Researchers sought to test whether improved seeds are beneficial for the poor in Sierra Leone and how best to promote uptake given the high costs of early adoption. Early adopters generate positive externalities to surrounding farmers and communities by delivering information on the effectiveness of new varieties and how to make the most of them in local conditions.
In 2011, a random sample of 5 farmers in each of 36 communities received half a bushel of NERICA-3, a short-duration variety of rice with the potential for high yields. These farmers also received regular visits from agricultural extension workers who provided practical advice on how to cultivate these seeds.
In 2012, researchers will test a more complex set of incentives that includes: (1) a price subsidy scheme allowing farmers to purchase new seeds at lower than market price, and (2) provision of targeted agricultural extension work involving community demonstration plots. The second year of the intervention will include four treatment arms, each with approximately 40 communities under three different schemes:
T1: Farming households offered NERICA-3 variety at 0 percent subsidy (market price)
T2: Farming household offered NERICA-3 variety at 50 percent subsidy.
T3: Farming households offered NERICA-3 variety at 100 percent subsidy (free)
T4: Farmers are offered ROK-16 at 100 percent subsidy (free)
Each of these four treatment groups are cross-cut so that half of the communities in each treatment group will receive a targeted training program intended to assist the farmer in adapting to the cultivation techniques specific to the new variety of rice they acquired.
The pricing scheme aims to test the hypothesis that a one-time subsidy can reduce the adoption cost for early-adopters and have a long-lasting effect on both the beneficiary and their neighbors. The training scheme aims to reduce the cost of learning by providing information on how well the seed works in the community (through a demonstration plot) and on how to cope with some of the features specific to the new variety of rice.
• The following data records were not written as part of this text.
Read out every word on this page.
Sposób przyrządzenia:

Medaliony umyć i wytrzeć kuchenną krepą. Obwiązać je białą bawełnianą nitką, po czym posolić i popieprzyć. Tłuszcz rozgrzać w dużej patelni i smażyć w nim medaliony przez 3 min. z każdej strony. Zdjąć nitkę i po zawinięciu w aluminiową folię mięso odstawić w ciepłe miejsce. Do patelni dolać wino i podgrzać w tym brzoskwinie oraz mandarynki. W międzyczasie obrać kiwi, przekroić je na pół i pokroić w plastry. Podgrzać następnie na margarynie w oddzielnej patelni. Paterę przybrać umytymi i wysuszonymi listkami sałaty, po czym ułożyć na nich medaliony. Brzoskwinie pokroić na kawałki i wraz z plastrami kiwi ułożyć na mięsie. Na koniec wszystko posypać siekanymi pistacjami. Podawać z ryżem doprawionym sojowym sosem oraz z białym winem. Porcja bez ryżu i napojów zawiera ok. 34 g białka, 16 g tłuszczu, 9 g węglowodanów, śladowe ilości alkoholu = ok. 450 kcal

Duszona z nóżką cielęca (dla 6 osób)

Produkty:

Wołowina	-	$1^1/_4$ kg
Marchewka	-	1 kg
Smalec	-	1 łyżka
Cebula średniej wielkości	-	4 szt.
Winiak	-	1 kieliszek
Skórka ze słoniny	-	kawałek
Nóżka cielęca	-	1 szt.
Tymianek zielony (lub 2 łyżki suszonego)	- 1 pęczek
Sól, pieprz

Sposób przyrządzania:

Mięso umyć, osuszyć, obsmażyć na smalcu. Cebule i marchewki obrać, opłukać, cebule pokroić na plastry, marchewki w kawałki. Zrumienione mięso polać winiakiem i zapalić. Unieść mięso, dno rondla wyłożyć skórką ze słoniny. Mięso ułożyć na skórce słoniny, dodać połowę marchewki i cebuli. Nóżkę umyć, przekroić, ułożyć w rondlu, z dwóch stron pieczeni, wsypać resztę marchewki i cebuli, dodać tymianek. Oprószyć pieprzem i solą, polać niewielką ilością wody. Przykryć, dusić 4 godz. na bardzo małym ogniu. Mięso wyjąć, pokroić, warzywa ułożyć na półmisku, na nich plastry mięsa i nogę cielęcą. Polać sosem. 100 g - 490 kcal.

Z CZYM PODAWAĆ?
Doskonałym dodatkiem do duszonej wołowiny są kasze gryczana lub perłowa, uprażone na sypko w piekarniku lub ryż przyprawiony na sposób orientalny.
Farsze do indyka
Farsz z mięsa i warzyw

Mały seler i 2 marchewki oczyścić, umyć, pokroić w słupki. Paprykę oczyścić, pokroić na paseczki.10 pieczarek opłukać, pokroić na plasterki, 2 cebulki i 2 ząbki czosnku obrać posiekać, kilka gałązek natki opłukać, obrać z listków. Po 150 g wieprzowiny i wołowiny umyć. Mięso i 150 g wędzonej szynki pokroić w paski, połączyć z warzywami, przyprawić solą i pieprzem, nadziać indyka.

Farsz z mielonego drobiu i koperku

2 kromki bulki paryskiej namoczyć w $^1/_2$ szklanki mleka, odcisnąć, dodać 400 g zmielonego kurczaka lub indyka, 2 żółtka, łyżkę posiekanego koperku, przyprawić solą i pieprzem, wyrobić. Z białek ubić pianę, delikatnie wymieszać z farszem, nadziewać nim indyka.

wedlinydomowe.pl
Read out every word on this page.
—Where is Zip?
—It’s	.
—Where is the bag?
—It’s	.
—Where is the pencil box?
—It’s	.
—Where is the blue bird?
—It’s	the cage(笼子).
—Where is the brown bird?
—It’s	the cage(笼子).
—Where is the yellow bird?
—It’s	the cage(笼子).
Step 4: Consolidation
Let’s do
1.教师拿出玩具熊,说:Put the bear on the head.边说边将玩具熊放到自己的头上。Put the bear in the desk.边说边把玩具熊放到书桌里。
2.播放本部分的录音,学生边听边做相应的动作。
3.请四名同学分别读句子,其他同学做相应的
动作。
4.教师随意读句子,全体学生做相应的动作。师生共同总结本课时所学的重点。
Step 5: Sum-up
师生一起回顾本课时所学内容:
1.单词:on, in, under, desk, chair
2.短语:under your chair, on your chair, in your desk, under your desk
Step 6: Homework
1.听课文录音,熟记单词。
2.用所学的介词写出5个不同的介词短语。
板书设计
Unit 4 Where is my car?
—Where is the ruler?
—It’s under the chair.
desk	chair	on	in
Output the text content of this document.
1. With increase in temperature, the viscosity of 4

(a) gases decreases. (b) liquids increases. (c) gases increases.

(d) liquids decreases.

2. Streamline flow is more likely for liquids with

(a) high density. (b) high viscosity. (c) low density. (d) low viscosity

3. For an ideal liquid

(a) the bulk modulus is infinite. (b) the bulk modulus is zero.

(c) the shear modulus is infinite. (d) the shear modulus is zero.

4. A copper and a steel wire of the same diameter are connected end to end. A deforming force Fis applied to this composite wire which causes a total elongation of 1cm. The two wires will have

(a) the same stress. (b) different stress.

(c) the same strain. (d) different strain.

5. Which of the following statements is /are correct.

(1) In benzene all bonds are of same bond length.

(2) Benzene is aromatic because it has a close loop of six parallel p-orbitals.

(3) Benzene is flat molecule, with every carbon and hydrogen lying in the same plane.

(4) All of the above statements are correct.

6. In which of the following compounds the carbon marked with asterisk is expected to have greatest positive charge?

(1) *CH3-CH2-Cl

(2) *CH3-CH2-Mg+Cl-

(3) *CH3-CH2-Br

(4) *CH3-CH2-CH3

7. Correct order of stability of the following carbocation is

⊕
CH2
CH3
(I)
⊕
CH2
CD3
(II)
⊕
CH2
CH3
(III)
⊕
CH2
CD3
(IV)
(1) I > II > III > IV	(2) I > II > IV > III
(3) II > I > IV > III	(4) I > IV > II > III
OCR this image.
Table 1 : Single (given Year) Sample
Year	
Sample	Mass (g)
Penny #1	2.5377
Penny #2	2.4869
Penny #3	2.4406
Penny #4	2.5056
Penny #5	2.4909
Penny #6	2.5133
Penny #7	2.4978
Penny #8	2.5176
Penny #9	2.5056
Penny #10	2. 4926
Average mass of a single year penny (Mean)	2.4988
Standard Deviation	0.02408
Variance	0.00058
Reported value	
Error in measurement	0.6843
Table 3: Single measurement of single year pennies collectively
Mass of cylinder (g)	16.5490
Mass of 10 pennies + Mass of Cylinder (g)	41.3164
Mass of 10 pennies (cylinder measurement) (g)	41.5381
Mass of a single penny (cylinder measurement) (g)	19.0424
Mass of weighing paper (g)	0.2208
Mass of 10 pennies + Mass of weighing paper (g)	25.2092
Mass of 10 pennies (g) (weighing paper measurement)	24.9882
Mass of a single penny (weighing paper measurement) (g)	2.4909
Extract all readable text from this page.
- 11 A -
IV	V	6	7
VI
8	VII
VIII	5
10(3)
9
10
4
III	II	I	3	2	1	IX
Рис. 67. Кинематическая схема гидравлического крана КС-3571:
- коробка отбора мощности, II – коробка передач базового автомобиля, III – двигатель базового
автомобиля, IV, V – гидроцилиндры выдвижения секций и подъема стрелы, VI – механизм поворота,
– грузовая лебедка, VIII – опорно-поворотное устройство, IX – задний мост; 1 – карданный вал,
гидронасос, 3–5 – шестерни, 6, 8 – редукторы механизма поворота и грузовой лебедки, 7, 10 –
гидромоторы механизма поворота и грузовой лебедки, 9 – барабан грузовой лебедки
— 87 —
In 2013, ten farmers from the 160 treatment communities as well as ten farmers from an additional 40 control communities will be offered the chance to purchase NERICA-3 at full market price without targeted access to extension work. Key outcome variable to be measured at the endline include: (1) the amount of improved rice variety seeds (NERICA-3 and ROK-16) purchased and planted; (2) the impact of subsidies and training on purchasing decisions in subsequent years; (3) planting of other rice varieties and other crops; and (4) yields, consumption, and food security.
Study in implementation, results forthcoming.